AirPods Pro ノイキャン参戦、後発ゆえの勝算

AirPods Pro


フィーリングはそのままに、上質な静寂を手に入れる

“短いうどん”は、初見の印象からして別物になっていた。大きさは形が違うだけに厳密に比べにくいが、小ぶりにモリっとした感じを受ける。


ケースは正方形から長方形に。持った印象はさほど大きくは変わらない(上AirPods Pro、下旧AirPods)


突起が短くなったぶん、太っちょになった印象だ。
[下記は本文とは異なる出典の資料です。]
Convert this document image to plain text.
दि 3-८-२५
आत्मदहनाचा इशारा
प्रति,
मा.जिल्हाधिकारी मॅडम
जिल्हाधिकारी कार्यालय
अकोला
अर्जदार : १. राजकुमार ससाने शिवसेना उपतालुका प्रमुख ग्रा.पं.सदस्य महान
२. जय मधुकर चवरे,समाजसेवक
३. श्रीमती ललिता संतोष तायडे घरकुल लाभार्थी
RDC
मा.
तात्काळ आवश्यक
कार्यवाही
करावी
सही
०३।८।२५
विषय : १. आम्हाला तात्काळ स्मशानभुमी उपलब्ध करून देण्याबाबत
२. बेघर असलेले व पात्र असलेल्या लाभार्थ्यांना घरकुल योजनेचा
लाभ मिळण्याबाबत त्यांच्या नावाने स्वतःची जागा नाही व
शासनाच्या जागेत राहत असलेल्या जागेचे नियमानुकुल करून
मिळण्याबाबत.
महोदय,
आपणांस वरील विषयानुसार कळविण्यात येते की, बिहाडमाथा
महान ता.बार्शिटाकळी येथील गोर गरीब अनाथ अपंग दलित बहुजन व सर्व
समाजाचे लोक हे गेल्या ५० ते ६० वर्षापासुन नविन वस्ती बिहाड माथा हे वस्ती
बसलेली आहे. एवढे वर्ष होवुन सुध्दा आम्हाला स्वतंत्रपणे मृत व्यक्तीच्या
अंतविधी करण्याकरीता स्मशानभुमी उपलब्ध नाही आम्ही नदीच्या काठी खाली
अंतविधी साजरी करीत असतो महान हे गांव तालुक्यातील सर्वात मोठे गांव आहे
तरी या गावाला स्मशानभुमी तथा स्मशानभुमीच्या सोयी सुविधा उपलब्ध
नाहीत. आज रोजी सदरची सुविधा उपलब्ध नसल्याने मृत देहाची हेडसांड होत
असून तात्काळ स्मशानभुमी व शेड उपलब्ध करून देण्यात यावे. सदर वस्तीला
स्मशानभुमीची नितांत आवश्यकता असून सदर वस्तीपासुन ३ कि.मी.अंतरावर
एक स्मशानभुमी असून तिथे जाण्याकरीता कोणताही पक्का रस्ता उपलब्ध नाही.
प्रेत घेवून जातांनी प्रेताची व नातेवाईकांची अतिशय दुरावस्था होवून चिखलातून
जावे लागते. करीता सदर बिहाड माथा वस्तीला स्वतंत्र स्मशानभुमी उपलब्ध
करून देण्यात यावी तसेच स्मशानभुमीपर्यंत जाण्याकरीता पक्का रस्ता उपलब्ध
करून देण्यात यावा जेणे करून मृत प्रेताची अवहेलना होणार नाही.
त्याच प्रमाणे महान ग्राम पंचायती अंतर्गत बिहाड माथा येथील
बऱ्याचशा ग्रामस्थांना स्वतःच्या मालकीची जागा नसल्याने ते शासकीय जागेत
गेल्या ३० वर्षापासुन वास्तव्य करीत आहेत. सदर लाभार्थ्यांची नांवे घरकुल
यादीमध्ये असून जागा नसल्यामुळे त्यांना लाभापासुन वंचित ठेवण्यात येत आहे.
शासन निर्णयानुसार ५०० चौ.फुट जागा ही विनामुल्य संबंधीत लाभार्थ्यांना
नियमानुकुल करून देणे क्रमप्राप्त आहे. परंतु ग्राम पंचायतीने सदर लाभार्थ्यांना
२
ズレる、落ちるが難点だったAirPods だが耳の収まりは良くなった。


フォルトで装着されているイヤーパッドは「M」サイズ。そのほか大きさ違いでSとLの計3種だ。(Apple Watchが入っているようなケースに収まっている)

また、AirPods Proを検討されている方に良いかなと思った比較が、SONYの前世代ではあるが「WF-1000X」と並べてみた。


最新のWF-1000シリーズはほんの少し大きくなっているので、やはりAirPods Proの方が少しコンパクトな印象だ。

ホワイトノイズのフィーリングは、「ん、いいね」

ノイズキャンセリングのレベルは、音の打ち消し方で変わる。その設定は各社に特徴があり、ソニーで言えば「高音質ノイズキャンセリングプロセッサーQN1」という高度に設定されたエンジンを搭載しており、アップルもH1チップとアンプの組み合わせを強く訴求している。同じメーカーでも価格帯が違えば、キャンセリングの印象も違い、その差は、ホワイトノイズに現れることもある。

ホワイトノイズとは、無音時に聞こえてくる「シャー」という、薄い、小さく微妙な音のことだ。各社進化を続けておりノイズ自体ほぼ無音に抑えられているレベルにはあるが、価格帯、メーカーによっては「気になる」レベルはまだ多い。

キャンセリングをONにした際に、圧迫に似た印象で無音が訪れる。その圧迫感とホワイトノイズはセットで耳にやって来る。これは筆者の個人的な感覚だが、beatsのノイズキャンセリングヘッドフォンは、耳全体を覆うせいもあり、強めの圧迫とわずかなホワイトノイズが感じられた。アップルとbeatsは兄弟関係にあるので、今回のAirPods Proも若干の不安が感じられたが、、。

しかしそれは杞憂だった。

ONにした瞬間に訪れる無音は、それなりの圧迫感はあるものの、心なしか「柔らか」な印象を受けた。ホワイトノイズはほぼ消されていると言っていい。この「柔らかい」という表現が合っているかは個人の感覚の差なのだけれど、少なとも、あまり質の良くないキャンセリングを知っている筆者の耳からすれば、キーンとか、シャーとかの雑音がない時点で、その空間は柔らかなものになる。


Apple HPより。“うどん”の上部(バーの上部)に外部の音を拾うパーツがあるほか、「内向きのマイクロフォンが…」とある。ソニーもそうだが、外と内で音を広い各所で最適な調整が行われているようだ。

柔らかな無音空間、そして最適化された音楽のセットはとても心地いい。税別2万7800円が高いかどうかは判断が難しいところだが、「作るなら本気で作ったよ」という心意気を感じる今回のAirPods Proに、好印象だ。

登場からスターだったAirPodsは、いくつかの不満を飲み込みながらも支持を拡大した。AirPods Proとして生まれ変わった今、ワイヤレス・ノイズキャンセリングの市場で不動の地位を取ることになるかもしれない。